Know what you’re up against, and be honest with your close supportive friends, counselor, and sponsor. It is paramount so you can develop a plan for the holidays that will support your recovery. Kendall realized he was resentful at his wife for not letting him drink the way he wanted to. Beyond tips, Odette suggests really focusing on effective communications.

Urge Coping

These varied and pronounced emotional experiences, coupled with the change in daily routines and plethora of holiday parties, may pose challenges to those in recovery from addiction. However, we can make intentional decisions to support our community members in recovery as we navigate the holiday season. As you prepare for the upcoming holidays, do it with support and awareness. Utilize the above coping tools and self-care strategies to support your early recovery during the holidays.

Lastly, individuals in recovery must address sober networking opportunities to protect their sobriety throughout the holidays. In addition to support groups, there are likely a plethora of sober holiday events and gatherings taking place in communities across the United States. Consider volunteering or planning and hosting a sober gathering.

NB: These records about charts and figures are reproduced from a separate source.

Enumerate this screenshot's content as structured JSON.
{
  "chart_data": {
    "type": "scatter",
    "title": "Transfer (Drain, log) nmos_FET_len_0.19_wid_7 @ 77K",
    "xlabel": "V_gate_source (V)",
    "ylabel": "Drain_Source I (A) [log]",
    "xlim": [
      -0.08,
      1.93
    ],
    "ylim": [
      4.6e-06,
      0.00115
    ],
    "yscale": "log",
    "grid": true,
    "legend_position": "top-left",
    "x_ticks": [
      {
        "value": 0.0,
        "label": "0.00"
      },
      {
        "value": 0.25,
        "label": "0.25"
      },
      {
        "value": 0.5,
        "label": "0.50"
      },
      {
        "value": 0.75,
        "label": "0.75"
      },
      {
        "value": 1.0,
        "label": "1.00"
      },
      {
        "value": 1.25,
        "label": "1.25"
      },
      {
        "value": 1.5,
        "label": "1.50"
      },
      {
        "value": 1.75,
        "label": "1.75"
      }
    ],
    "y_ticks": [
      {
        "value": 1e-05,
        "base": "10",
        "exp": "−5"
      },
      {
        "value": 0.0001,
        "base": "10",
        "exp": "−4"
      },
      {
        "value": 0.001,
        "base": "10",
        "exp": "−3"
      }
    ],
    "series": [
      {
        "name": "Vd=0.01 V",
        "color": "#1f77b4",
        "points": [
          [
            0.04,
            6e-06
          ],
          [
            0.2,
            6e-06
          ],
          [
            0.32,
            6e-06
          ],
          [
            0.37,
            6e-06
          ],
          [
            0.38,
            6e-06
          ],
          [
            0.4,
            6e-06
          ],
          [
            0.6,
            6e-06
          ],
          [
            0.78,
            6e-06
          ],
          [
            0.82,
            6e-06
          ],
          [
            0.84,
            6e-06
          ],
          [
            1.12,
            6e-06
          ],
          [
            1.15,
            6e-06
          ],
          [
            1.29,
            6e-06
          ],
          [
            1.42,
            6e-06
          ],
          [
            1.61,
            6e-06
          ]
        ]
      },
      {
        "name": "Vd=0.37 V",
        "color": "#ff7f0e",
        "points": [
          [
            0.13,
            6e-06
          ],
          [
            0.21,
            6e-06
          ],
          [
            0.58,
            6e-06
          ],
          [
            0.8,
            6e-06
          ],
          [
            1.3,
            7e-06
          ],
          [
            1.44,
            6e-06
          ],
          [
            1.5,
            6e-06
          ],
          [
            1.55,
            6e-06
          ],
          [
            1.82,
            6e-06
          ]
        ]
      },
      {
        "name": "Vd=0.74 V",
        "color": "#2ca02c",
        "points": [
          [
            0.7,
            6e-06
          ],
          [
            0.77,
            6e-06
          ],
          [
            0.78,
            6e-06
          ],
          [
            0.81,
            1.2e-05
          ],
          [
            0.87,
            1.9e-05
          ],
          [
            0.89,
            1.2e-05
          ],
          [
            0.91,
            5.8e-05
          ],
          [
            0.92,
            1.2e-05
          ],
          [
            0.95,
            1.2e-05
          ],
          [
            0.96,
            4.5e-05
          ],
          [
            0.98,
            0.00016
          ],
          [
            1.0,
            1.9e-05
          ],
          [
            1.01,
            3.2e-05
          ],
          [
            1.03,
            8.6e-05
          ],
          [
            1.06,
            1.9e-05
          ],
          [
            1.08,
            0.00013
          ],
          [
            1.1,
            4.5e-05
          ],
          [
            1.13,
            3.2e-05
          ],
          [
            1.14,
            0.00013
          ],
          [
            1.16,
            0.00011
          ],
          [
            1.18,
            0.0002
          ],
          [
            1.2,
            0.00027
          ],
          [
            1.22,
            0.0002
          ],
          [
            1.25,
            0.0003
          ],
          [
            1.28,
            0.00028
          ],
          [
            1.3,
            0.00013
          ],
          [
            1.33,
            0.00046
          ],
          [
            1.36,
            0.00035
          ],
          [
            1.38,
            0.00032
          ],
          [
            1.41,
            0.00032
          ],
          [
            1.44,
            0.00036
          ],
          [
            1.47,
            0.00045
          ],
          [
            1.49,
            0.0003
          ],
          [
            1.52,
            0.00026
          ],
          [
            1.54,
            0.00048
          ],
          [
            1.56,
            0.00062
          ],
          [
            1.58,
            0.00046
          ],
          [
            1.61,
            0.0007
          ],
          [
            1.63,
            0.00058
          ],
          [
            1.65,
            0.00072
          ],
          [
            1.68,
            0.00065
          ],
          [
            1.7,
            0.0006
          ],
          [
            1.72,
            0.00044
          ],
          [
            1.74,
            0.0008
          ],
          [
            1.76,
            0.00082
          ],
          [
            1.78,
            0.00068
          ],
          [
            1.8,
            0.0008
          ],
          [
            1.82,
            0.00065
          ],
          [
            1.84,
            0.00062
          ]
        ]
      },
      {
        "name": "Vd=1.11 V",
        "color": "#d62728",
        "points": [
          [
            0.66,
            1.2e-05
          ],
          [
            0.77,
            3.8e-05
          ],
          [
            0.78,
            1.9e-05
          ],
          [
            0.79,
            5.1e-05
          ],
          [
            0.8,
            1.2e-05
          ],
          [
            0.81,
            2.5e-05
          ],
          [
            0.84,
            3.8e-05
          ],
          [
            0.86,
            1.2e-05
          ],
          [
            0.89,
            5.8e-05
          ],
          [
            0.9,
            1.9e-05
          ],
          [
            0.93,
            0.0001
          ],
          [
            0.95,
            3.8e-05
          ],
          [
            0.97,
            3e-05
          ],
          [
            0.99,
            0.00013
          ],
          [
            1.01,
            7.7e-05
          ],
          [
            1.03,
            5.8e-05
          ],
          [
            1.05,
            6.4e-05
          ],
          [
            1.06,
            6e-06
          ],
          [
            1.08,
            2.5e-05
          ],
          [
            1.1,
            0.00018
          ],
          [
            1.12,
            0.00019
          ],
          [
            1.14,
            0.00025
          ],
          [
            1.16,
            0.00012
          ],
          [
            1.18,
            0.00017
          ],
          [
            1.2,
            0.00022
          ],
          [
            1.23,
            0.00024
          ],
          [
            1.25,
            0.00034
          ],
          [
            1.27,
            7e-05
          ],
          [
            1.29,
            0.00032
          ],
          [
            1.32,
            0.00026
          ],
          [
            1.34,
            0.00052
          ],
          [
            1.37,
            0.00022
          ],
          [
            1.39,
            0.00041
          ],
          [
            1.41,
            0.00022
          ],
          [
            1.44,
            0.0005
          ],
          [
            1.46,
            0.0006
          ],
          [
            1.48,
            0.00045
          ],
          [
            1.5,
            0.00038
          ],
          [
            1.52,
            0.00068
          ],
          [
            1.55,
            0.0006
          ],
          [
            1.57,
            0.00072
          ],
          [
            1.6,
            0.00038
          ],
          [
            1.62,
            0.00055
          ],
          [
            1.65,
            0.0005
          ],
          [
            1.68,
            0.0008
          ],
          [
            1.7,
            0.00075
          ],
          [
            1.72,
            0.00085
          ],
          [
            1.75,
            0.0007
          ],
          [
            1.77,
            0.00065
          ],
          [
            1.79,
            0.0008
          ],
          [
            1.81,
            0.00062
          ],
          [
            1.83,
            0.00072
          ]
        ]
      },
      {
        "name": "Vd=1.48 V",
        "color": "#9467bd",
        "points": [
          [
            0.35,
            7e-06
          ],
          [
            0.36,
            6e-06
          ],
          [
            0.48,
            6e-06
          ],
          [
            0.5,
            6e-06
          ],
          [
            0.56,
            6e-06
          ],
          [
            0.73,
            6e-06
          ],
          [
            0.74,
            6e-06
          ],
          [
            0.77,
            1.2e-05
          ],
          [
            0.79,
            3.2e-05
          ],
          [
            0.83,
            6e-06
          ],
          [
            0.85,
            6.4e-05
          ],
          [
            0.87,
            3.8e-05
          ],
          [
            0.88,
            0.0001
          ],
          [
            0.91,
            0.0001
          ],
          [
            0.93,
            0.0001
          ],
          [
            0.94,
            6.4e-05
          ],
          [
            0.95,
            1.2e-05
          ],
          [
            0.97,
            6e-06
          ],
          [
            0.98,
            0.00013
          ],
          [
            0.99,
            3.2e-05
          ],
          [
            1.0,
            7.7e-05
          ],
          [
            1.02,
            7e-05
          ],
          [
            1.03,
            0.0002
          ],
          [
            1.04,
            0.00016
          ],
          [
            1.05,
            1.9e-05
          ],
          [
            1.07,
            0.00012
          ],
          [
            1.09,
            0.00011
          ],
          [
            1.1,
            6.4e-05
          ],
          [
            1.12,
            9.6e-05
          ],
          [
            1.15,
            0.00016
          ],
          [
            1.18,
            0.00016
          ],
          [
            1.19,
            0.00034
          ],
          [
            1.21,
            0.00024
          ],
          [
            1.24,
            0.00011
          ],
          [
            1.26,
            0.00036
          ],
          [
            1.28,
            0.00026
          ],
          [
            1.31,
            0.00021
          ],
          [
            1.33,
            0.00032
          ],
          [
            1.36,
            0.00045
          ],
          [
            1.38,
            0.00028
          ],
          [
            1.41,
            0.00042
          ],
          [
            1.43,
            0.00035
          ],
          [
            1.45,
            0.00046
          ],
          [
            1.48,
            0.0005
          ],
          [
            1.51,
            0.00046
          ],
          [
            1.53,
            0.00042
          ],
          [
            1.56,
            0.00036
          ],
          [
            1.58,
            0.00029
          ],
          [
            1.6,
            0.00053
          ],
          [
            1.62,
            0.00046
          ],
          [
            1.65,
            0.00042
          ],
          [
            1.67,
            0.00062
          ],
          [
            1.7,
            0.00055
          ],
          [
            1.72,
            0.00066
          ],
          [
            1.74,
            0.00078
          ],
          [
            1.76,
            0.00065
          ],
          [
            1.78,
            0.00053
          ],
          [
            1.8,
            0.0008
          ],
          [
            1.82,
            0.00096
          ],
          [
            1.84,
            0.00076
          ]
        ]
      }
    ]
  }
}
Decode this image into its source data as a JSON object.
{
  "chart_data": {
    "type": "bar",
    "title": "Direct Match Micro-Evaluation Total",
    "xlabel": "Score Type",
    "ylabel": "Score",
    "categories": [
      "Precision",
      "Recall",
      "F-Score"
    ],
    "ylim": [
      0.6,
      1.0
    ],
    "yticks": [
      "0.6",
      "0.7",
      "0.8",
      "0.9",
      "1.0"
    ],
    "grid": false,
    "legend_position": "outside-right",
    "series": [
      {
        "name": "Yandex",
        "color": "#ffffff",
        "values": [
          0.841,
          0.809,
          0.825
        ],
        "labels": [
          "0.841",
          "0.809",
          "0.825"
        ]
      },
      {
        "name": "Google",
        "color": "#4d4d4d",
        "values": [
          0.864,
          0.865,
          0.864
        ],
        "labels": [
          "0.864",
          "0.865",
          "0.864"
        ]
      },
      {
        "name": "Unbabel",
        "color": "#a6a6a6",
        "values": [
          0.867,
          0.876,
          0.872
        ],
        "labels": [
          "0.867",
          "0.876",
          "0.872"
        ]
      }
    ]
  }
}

Tips for People Who Completed Rehab or Are in Recovery

Suboxone (buprenorphine/naloxone) is indicated for the treatment of opioid dependence in adults. Suboxone should not be taken by individuals who have been shown to be hypersensitive to buprenorphine or naloxone as serious adverse reactions, including anaphylactic shock, have been reported. Taking Suboxone (buprenorphine/naloxone) with other opioid medicines, benzodiazepines, alcohol, or other central nervous system depressants can cause breathing problems that can lead to coma and death. Other side effects may include headaches, nausea, vomiting, constipation, insomnia, pain, increased sweating, sleepiness, dizziness, coordination problems, physical dependence or abuse, and liver problems. For more information about Suboxone (buprenorphine/naloxone) see, the full Prescribing Information, and Medication Guide, or talk to your healthcare provider. You are encouraged to report negative side effects of drugs to the FDA.